Gordius, the King of Phrygia, once tied a knot that no one could untie. It was said that he who solved the riddle of the Gordian Knot would rule all of Asia. So along comes Alexander the Great, who chops the knot to bits with his sword. Just a little different interpretation of the requirements, that's all… and he did end up ruling most of Asia.
Such is the introduction to a truly insightful section of the book The Pragmatic Programmer. The ideas presented in this section, like many great software engineering principles, expand beyond the realm of programming.

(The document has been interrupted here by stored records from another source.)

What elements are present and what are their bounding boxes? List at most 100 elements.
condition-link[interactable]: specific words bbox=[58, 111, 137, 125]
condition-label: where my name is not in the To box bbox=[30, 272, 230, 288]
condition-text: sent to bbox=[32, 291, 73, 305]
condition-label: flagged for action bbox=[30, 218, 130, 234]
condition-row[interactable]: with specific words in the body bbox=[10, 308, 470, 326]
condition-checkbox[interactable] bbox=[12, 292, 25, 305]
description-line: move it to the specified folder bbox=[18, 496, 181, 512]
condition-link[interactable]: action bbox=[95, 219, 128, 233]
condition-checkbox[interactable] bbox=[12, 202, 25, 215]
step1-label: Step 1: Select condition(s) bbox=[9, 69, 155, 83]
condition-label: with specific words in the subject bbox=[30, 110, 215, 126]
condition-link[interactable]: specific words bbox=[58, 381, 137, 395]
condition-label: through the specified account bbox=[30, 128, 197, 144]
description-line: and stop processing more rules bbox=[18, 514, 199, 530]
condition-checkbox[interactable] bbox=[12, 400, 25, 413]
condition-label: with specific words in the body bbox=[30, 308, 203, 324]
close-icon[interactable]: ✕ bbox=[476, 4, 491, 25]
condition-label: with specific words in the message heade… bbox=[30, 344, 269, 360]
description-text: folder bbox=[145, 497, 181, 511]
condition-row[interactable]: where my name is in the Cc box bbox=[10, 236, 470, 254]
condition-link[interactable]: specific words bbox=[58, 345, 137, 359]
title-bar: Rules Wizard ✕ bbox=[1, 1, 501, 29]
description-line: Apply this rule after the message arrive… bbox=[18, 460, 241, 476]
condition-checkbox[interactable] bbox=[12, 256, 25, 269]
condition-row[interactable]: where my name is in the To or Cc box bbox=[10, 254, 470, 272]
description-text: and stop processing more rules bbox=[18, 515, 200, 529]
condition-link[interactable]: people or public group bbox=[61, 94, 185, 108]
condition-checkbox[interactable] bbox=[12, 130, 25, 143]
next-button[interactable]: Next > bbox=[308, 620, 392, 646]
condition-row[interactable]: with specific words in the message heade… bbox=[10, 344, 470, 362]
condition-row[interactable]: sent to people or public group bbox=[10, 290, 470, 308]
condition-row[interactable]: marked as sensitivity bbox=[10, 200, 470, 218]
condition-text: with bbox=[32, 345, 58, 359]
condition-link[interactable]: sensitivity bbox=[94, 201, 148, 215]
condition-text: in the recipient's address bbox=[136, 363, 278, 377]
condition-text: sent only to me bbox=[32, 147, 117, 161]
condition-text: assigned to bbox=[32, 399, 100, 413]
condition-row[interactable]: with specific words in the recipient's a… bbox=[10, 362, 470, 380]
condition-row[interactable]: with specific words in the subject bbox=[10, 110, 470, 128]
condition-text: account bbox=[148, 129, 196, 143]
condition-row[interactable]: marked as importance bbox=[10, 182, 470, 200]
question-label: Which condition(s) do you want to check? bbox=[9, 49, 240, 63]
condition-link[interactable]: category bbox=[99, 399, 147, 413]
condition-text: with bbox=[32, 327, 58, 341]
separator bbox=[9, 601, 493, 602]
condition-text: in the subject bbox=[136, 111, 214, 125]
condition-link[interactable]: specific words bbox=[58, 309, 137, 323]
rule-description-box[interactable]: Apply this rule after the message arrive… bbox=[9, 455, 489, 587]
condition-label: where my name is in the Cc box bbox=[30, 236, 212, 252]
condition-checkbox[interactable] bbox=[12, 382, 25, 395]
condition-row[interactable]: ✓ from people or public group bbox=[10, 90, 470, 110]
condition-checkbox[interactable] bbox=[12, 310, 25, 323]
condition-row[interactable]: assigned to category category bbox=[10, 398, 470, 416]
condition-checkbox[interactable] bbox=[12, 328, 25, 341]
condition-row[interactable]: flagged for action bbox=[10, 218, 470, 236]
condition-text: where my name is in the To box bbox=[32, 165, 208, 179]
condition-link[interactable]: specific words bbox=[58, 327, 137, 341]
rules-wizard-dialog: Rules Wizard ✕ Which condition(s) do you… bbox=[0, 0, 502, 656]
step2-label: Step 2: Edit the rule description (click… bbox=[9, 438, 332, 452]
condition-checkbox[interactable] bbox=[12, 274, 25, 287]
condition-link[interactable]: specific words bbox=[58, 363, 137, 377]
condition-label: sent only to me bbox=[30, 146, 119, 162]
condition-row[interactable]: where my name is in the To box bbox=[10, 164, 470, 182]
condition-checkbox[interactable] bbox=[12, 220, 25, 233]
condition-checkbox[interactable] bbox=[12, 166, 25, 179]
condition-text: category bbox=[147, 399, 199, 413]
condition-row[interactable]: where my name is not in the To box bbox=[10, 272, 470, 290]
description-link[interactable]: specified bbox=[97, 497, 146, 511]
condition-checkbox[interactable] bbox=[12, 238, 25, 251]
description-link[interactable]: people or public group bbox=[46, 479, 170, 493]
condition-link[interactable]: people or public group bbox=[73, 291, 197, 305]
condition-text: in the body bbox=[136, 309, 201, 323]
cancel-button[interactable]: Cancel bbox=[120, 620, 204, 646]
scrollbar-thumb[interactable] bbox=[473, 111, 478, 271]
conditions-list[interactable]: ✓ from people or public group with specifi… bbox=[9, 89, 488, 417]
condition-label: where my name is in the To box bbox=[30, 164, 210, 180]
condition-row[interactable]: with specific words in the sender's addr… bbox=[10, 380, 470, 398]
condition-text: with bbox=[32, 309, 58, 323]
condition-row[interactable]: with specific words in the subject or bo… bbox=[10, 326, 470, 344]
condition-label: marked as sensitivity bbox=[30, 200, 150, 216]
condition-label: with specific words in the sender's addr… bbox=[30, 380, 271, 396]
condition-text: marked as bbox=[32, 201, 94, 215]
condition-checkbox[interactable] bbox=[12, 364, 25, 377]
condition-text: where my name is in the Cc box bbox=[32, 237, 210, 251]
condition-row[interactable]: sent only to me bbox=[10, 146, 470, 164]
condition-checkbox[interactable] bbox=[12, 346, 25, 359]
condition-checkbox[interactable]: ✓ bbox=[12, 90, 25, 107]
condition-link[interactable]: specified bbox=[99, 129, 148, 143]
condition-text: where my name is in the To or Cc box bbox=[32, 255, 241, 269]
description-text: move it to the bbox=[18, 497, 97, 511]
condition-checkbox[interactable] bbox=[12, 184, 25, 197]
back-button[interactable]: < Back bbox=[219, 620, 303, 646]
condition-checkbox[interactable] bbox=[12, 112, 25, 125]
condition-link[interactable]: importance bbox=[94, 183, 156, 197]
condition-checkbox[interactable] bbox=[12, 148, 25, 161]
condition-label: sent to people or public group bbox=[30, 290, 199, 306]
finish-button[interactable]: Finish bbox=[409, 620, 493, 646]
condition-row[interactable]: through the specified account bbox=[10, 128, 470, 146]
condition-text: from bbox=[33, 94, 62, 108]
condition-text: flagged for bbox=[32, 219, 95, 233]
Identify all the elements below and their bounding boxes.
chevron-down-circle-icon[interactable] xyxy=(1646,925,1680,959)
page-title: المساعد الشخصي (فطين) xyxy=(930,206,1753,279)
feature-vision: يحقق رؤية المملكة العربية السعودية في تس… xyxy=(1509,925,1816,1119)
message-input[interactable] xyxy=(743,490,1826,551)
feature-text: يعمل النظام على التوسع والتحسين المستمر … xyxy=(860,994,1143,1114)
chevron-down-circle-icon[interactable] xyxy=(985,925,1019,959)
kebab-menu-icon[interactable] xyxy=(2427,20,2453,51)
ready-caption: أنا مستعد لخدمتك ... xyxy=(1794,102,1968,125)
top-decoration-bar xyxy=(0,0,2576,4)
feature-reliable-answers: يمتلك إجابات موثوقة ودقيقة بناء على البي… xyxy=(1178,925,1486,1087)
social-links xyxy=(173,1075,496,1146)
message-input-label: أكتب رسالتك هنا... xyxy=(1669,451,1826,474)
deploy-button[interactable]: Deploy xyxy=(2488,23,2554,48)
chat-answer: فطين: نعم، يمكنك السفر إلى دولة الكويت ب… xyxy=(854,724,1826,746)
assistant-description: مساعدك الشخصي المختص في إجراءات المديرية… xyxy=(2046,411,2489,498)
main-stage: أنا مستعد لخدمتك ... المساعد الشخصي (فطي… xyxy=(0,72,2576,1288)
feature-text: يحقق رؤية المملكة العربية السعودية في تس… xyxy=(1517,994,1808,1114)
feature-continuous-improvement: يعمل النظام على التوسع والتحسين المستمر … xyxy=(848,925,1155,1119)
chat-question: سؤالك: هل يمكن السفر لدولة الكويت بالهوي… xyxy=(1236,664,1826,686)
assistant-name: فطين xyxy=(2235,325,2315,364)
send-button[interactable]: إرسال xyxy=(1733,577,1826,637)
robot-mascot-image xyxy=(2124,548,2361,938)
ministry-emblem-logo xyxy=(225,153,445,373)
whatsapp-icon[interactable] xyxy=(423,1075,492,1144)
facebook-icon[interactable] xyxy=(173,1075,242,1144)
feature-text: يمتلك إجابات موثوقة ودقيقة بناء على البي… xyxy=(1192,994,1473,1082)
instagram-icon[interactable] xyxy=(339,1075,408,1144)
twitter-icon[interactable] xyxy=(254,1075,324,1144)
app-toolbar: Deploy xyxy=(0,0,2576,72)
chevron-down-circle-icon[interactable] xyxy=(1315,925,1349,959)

Programming in any existing language requires clarity of thought. One significant component of that is the removal (or at least, verification of) assumptions. This idea is equally applicable to any problem we might face in the "real world." When trying to solve such a problem, assumptions can really be the enemy:
If the "box" is the boundary of constraints and conditions, then the trick is to find the box, which may be considerably larger than you think.
The key to solving puzzles is both to recognize the constraints placed on you and to recognize the degrees of freedom you do have, for in those you'll find your solution...
It's not whether you think inside the box or outside the box. The problem lies in finding the box - identifying the real constraints.
This really resonated with me. When given a problem, we are almost never given the full set of real constraints. Most constraints are assumed or imagined, leading us to believe we have a much smaller box. This leads to potentially less effective (and certainly less innovative) solutions.
So what should we do? The authors continue:
When faced with an intractable problem, enumerate all the possible avenues you have before you. Don't dismiss anything, no matter how unusable or stupid it sounds.
This isn't so ground-breaking. It's basically the idea of "brainstorming" that we all learned in elementary school. But the authors go a step further:
Now go through the list and explain why a certain path cannot be taken. Are you sure? Can you prove it?
This step is where I know I have failed in the past. I can generate a list of fantastical ideas, but I know I have been too quick to prune some of the more outlandish ones.
I won't make that mistake again.